ゴヤの名画と優しい泥棒
ゴヤの名画と優しい泥棒(イギリス:2020年)
監督:ロジャー・ミッシェル
出演:ジム・ブロードベント
:ヘレン・ミレン
:フィオン・ホワイトヘッド
:ジャック・バンデイラ
:マシュー・グード
事実を元にした物語。高齢者、社会的弱者たちが暮らしやすいように、公共放送のTV受信料の無料化を訴える老齢の父が、美術館から名画を窃盗したことになってしまったことから、政府を相手取り身代金を受信料に充てるように画策。夫婦の縁と家族の絆、そして老齢の父のキャラクター性がクローズアップされるヒューマンコメディドラマ。
戯曲を作りが趣味の老齢の父は公共放送のTV受信料支払いを拒否していた。公共放送だけを視聴できないようにTVに細工するほどだったが、結局逮捕される。短い収監期間を終え、彼は公共放送の受信料を高齢者や社会的弱者から徴収に反対する運動を展開。同時期に政府は、名匠が歴史的英雄を描いた絵画に高額を支払い、国外流出を阻止。父は税金の無駄遣いと怒り、さらに受信料の無料化を訴える。首都の国会へも乗り込み訴えるがつまみ出されてしまう。しかし、彼が自宅に帰った翌日美術館から例の絵画が盗難になったとニュースが流れる。その絵画は父の書斎にあった。責任と憶測で混乱する捜査本部。父はその絵画で身代金を要求し、その金を社会的弱者のために公共放送の全世帯の受信料に充てようと画策する。

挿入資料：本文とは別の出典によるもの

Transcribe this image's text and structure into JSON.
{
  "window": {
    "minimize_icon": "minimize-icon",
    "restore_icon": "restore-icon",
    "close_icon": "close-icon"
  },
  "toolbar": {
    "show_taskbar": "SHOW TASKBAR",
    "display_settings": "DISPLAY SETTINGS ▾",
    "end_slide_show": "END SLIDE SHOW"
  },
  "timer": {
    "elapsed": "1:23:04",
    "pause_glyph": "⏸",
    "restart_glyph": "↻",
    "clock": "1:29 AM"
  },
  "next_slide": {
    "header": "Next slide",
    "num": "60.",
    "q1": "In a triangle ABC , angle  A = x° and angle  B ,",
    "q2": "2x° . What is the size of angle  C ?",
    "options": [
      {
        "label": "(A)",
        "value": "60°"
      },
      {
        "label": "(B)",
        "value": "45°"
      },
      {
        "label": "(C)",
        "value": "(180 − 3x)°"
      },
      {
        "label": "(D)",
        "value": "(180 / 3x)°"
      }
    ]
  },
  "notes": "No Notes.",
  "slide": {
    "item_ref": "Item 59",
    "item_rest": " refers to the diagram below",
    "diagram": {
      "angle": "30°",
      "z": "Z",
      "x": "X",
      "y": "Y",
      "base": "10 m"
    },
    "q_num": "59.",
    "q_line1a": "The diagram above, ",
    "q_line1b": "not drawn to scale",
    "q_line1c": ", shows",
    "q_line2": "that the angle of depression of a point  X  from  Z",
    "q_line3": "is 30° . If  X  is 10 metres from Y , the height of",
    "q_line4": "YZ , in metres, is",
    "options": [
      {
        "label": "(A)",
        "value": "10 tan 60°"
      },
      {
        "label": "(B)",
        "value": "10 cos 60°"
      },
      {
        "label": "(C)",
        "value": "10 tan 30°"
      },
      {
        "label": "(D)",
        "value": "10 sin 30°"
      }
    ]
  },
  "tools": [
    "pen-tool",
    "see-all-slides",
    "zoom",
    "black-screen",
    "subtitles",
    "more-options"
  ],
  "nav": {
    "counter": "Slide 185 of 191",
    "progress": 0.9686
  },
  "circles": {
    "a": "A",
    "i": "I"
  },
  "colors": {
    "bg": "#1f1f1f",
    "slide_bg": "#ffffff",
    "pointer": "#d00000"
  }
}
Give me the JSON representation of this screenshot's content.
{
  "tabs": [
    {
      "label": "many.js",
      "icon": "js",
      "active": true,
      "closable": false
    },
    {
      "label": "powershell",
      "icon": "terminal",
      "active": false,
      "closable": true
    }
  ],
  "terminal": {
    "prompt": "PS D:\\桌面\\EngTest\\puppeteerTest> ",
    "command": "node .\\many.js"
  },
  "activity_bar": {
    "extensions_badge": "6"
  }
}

階層社会の厳しさを感じた作品。ヨーロッパでは多いらしいが、特にイギリスは上流階級と労働者階級の格差が激しいと聞いている。観ていて高齢者や社会的弱者、他人種の生きにくさを感じてしまった。その上、映像内のイギリスの古式ゆかしい街並みがざらっとした質感で重く感じ、トラディショナルな衣装に明るさはなく、みんな活力が失われているように見えた。自己責任とはいえ職を失う父に、親切な上流階級夫人の家政婦として仕える心配性の母、いけ好かない人妻と付き合っている不良の長男、自転車事故で若くして亡くなった娘等々、普遍的な家族のちょっとつらい現実が積み重なって悲しく感じた。特に辛いのが父の運動に理解のある次男。船大工をしているようで、いつか高級な船に乗り、彼女と一緒になりたいと夢願うが、貧困を囲ってできないでいる様子。昔、スティングのアルバムのライナーで船大工だったスティングの父の生涯を読んだことがあるが、労働者の報われなさをひしひしと感じられて、曲の悲しさが引き立ったことを連想する。曲のタイトルはSoul Cage(魂の檻)。

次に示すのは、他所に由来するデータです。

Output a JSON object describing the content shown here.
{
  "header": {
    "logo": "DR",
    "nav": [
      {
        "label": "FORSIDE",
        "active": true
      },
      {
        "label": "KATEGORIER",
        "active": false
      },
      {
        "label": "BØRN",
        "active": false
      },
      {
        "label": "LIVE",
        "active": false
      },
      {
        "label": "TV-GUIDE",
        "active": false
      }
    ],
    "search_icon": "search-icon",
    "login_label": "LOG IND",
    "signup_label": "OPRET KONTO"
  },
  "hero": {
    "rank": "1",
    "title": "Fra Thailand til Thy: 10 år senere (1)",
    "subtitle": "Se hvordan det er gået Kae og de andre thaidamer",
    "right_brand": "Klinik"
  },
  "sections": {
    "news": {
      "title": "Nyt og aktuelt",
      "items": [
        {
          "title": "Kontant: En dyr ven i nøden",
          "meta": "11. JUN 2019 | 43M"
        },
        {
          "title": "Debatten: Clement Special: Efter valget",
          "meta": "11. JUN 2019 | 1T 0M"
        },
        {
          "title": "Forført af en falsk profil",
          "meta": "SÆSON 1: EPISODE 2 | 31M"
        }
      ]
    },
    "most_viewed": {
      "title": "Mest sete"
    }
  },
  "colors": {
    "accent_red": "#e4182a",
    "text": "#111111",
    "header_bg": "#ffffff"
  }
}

しかし、このお父っつぁんはキャラクターが前向きで、苦境にも独特な言い回しで突き進んでいく。それが悲壮感を感じさせない。不平不満を抱えつつも決して声を荒げず、信念を陽気な言葉で表現し、どこか間抜けだが家族を愛する姿に好感が持てる。彼の主張は社会的弱者の救済であり、それが人種も問わずみな平等だという姿勢が貫かれていた。中盤は一喜一憂、右往左往する姿に観ていてダレてくるが、終盤の法廷シーンはその独特なキャラクターと言い回し、ジョーク、ウィットがさく裂。爆笑を誘ってくれる。そのキャラクターだから、応援してくれるものが増えるのも納得。彼自身報われはしないが。
その妻役、ヘレン・ミレンの演技も素晴らしい。我が道を行く夫と不良の長男、孝行息子の次男の案じつつも、不安からついキツいもの言いとなり、軋轢を生じさせるが、母の心配を感じさせた。その背景には若くして亡くなった娘への悔恨がある。また母が勤めていた上流階級の夫人が優しいのが心を温かくする。
60年代のイギリスと言えば、ゆりかごから墓場までの社会保障制度が確立され、徐々に経済成長の停滞、失業者の増加、産業の不調と非常に苦しい時代の始まりでもある。その冬の時代を反映するかのように物語に出てくる公的機関の硬直化も感じさせる。絵画盗難の推理ではまったく違う犯人像を描き出したり、その後の顛末に司法取引を持ち掛けて隠蔽したりと、メンツにこだわって迷走する皮肉も感じさせられた。
実話をもとにしたと前述したが、この裁判の判決もなかなか粋で、いかにもイギリスといった内容。それでええんかって問い質したくなるが、法と情を天秤にかけたらちょうどいいバランスになる判決だったのではないかと思っている。なお、この映画の製作総指揮の一人、クリストファー・バントンは老齢父の孫だという。身内にこんな爺ちゃんいたら滑らない鉄板話になるかもしれないが、実際はどうだろうか。考え込んでしまう。